Forgetting the Balibo Five. Greg Shackleton, Tony Stewart, Gary Cunningham, Brian Peters and Malcolm Rennie were killed by Indonesian troops on 16 October 1975, before the invasion. Roger East was killed at Dili on 8 December 1975.
Overstating INTERFET's pretext. The UN authorised INTERFET on 15 September 1999 with Indonesian consent, not in opposition to Indonesia.
In one sentence
Indonesia's invasion of East Timor on 7 December 1975 with US tacit approval, annexation as the 27th province on 17 July 1976, 24-year occupation that killed an estimated 100,000 to 200,000 Timorese, and forced acceptance of the 30 August 1999 referendum in which 78.5 per cent chose independence, was the New Order's longest single foreign policy commitment and one of the moral failures Indonesia confronted in the Reformasi transition.
Past exam questions, worked
Real questions from past NESA papers on this dot point, with our answer explainer.
Practice (NESA)10 marksEvaluate the causes and consequences of Indonesia's occupation of East Timor between 1975 and 1999.Show worked answer →
A 10-mark "evaluate" needs a judgement and four developed points with named historians.
Thesis. Indonesia invaded East Timor in December 1975 to prevent a left-leaning FRETILIN micro-state on its southern flank, secured tacit Western approval, occupied at the cost of around 100,000 to 200,000 Timorese deaths, and was forced to accept a referendum in 1999 that ended the occupation.
Origins. Portugal's Carnation Revolution (25 April 1974) opened decolonisation. FRETILIN declared independence on 28 November 1975 after a brief civil war with the UDT. Indonesia's Operation Komodo had been running since 1974.
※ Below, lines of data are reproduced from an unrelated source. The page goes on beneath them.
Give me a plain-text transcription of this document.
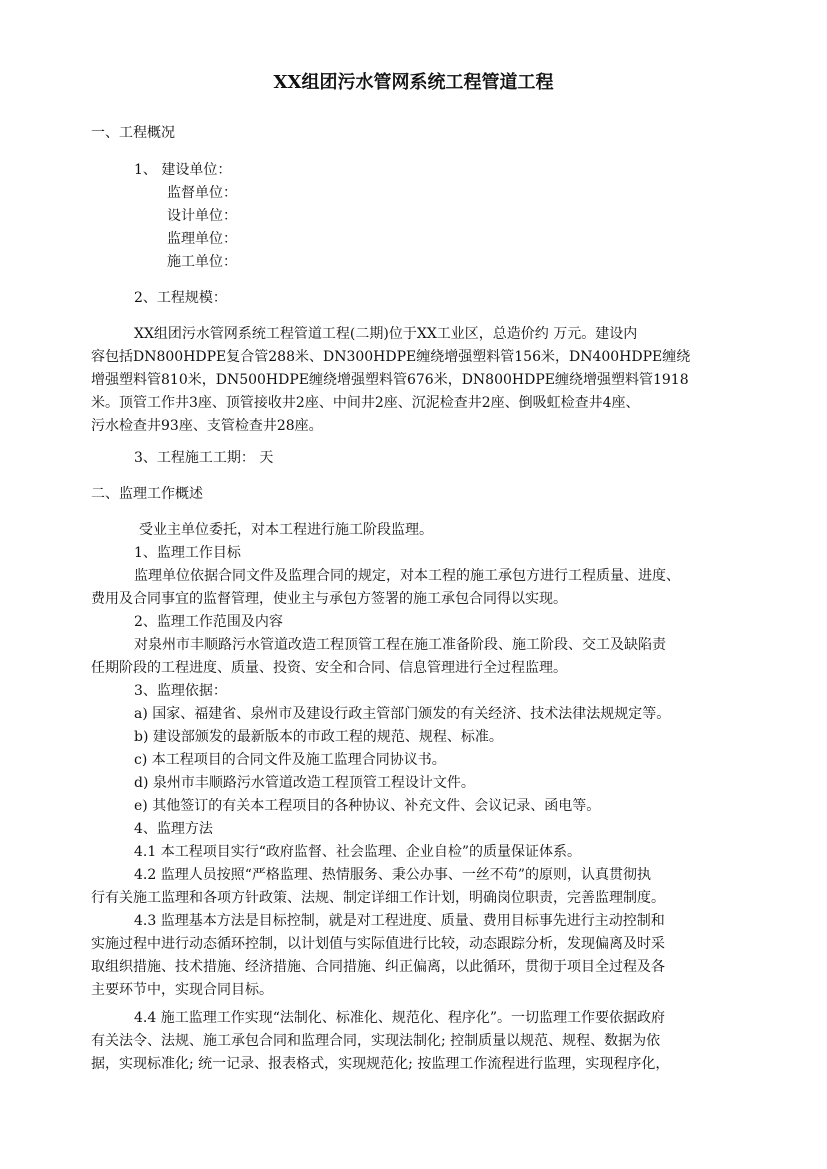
XX组团污水管网系统工程管道工程
一、工程概况
1、 建设单位：
监督单位：
设计单位：
监理单位：
施工单位：
2、工程规模：
XX组团污水管网系统工程管道工程(二期)位于XX工业区，总造价约 万元。建设内
容包括DN800HDPE复合管288米、DN300HDPE缠绕增强塑料管156米，DN400HDPE缠绕
增强塑料管810米，DN500HDPE缠绕增强塑料管676米，DN800HDPE缠绕增强塑料管1918
米。顶管工作井3座、顶管接收井2座、中间井2座、沉泥检查井2座、倒吸虹检查井4座、
污水检查井93座、支管检查井28座。
3、工程施工工期： 天
二、监理工作概述
受业主单位委托，对本工程进行施工阶段监理。
1、监理工作目标
监理单位依据合同文件及监理合同的规定，对本工程的施工承包方进行工程质量、进度、
费用及合同事宜的监督管理，使业主与承包方签署的施工承包合同得以实现。
2、监理工作范围及内容
对泉州市丰顺路污水管道改造工程顶管工程在施工准备阶段、施工阶段、交工及缺陷责
任期阶段的工程进度、质量、投资、安全和合同、信息管理进行全过程监理。
3、监理依据：
a) 国家、福建省、泉州市及建设行政主管部门颁发的有关经济、技术法律法规规定等。
b) 建设部颁发的最新版本的市政工程的规范、规程、标准。
c) 本工程项目的合同文件及施工监理合同协议书。
d) 泉州市丰顺路污水管道改造工程顶管工程设计文件。
e) 其他签订的有关本工程项目的各种协议、补充文件、会议记录、函电等。
4、监理方法
4.1 本工程项目实行“政府监督、社会监理、企业自检”的质量保证体系。
4.2 监理人员按照“严格监理、热情服务、秉公办事、一丝不苟”的原则，认真贯彻执
行有关施工监理和各项方针政策、法规、制定详细工作计划，明确岗位职责，完善监理制度。
4.3 监理基本方法是目标控制，就是对工程进度、质量、费用目标事先进行主动控制和
实施过程中进行动态循环控制，以计划值与实际值进行比较，动态跟踪分析，发现偏离及时采
取组织措施、技术措施、经济措施、合同措施、纠正偏离，以此循环，贯彻于项目全过程及各
主要环节中，实现合同目标。
4.4 施工监理工作实现“法制化、标准化、规范化、程序化”。一切监理工作要依据政府
有关法令、法规、施工承包合同和监理合同，实现法制化; 控制质量以规范、规程、数据为依
据，实现标准化; 统一记录、报表格式，实现规范化; 按监理工作流程进行监理，实现程序化，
Invasion. Operation Seroja launched on 7 December 1975. Around 10,000 Indonesian troops landed at Dili. Ford and Kissinger had given tacit approval the day before. UNSC Resolution 384 was ignored.
Annexation. A "People's Assembly" requested integration on 31 May 1976. Suharto formalised East Timor as the 27th province on 17 July 1976. The UN never recognised it.
Resistance. FALINTIL under Lobato (killed 1978) and Xanana Gusmao fought a guerrilla war.
Atrocities. Timorese deaths from 100,000 to 200,000 from killings, famine, and disease. The Santa Cruz massacre (12 November 1991) killed around 250 and was filmed by Max Stahl.
Referendum. Habibie's January 1999 offer produced the 30 August 1999 referendum: 78.5 per cent for independence on 98.6 per cent turnout. Militias responded with destruction; INTERFET under Cosgrove arrived 20 September 1999. Independence followed on 20 May 2002.